航海が始まりました!
俺たち従業員は船の上層、乗客は船の下層にいます。船医の俺は緊急時でも無ければ乗客と鉢合わせしないようです。
そこから何もなく、航海が終わりました。7日間は、船の掃除だったり乗客の船酔いを治したりと、色々してました。
それと、腹が減ってる人がいたので芋を分けてたら耳寄りな情報をいただきました。なんと、ガナ公国では3日後に大々的なお祭りが行われるんだとか。

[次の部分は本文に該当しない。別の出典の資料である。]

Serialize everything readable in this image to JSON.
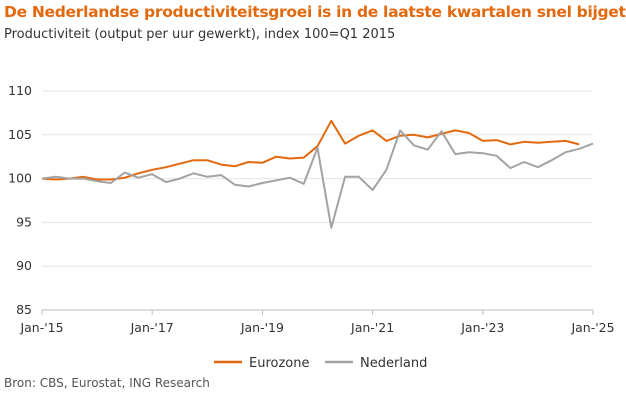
{
  "title": "De Nederlandse productiviteitsgroei is in de laatste kwartalen snel bijgetrokken",
  "subtitle": "Productiviteit (output per uur gewerkt), index 100=Q1 2015",
  "source": "Bron: CBS, Eurostat, ING Research",
  "chart_data": {
    "type": "line",
    "title": "De Nederlandse productiviteitsgroei is in de laatste kwartalen snel bijgetrokken",
    "subtitle": "Productiviteit (output per uur gewerkt), index 100=Q1 2015",
    "frequency": "quarterly",
    "x_start": "Q1 2015",
    "xlim": [
      "Jan-'15",
      "Jan-'25"
    ],
    "x_ticks": [
      "Jan-'15",
      "Jan-'17",
      "Jan-'19",
      "Jan-'21",
      "Jan-'23",
      "Jan-'25"
    ],
    "ylim": [
      85,
      110
    ],
    "y_ticks": [
      85,
      90,
      95,
      100,
      105,
      110
    ],
    "grid": "horizontal",
    "legend": "bottom",
    "series": [
      {
        "name": "Eurozone",
        "color": "#E3690F",
        "values": [
          100,
          99.9,
          100,
          100.2,
          99.9,
          99.9,
          100.1,
          100.6,
          101,
          101.3,
          101.7,
          102.1,
          102.1,
          101.6,
          101.4,
          101.9,
          101.8,
          102.5,
          102.3,
          102.4,
          103.7,
          106.6,
          104,
          104.9,
          105.5,
          104.3,
          104.9,
          105,
          104.7,
          105.1,
          105.5,
          105.2,
          104.3,
          104.4,
          103.9,
          104.2,
          104.1,
          104.2,
          104.3,
          103.9
        ]
      },
      {
        "name": "Nederland",
        "color": "#A3A3A3",
        "values": [
          100,
          100.2,
          100,
          100,
          99.7,
          99.5,
          100.7,
          100.1,
          100.5,
          99.6,
          100,
          100.6,
          100.2,
          100.4,
          99.3,
          99.1,
          99.5,
          99.8,
          100.1,
          99.4,
          103.5,
          94.4,
          100.2,
          100.2,
          98.7,
          101,
          105.5,
          103.8,
          103.3,
          105.4,
          102.8,
          103,
          102.9,
          102.6,
          101.2,
          101.9,
          101.3,
          102.1,
          103,
          103.4,
          104
        ]
      }
    ]
  }
}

芋はまだいっぱいあります。お祭り価格で値段を引き上げ、たくさんお金を稼ぎたいとこですね。そうしたらあとは昔のような生活をして、隠居するだけ…。
…父さん、母さん…。
いや、だめです。考えちゃ。
キメラに改造された、とか。考えちゃダメです。
魔物に殺されたんです。いや、それでも辛いですが。
…でも、あのライオンのキメラ。父さんと俺の名を言ってました。
……。
…考えちゃいけないです。幸せになることを考えましょう。
───
「ここがガナ公国!亜人の国だ!」
「イェーイ!ですね!」
「ちょっと!マルツド!ライネ!はしゃぎすぎ!」
「そうだぞ。まだダルムの足取りすら掴めてないんだから。」
───
ガナ公国は教団が複数存在する。
それぞれ異なる教義の解釈をするため、教団同士の派閥争いが絶えない。
「…クックックッ。イブヨの小童め。最高傑作のアシュラを駄目にしたと聞いたが…。このRCCのデータは素晴らしい。脊髄に存在するホルモンを取り出し、注入すれば…どんな人間でさえ、圧倒的な再生能力を得ることができる。…この研究を転用すればキメラ計画は最終段階に移行する。」
ガナ教【天使の教団】、枢機卿、マルドク・ラハーラ。
「天使降臨だ。3日後の神捧祭に間に合わせろ。必ず我らが、ガナを強国へと導くのだ。」
「ハッ!ただ今!」
【天使の教団】の面々はマルドクに敬礼した後、次々に作業に取り掛かる。
天使を模したキメラを作るために。
───
「へぇー。ラインハルトのやつ、中々のモンを連れて帰って来たね〜。」
アシュラ。
【天使の教団】をスポンサーとするリンドベル生物研究所が作り出した最強のキメラ兵。
現在は強制術印が稼働しており、手も足も動かせない。
そんなアシュラをつつく人間の女医、カース・リー。
【海の教団】に所属している医者である。
「…"父様"…。まさか、ね…。」
「カース女医、指示を。」
「この首輪。取るわよ。転移魔術用意してちょうだい。」
「ハッ!」
世界一の名医とも呼ばれるカースは、アシュラの苦しむ顔を見て、顔を顰める。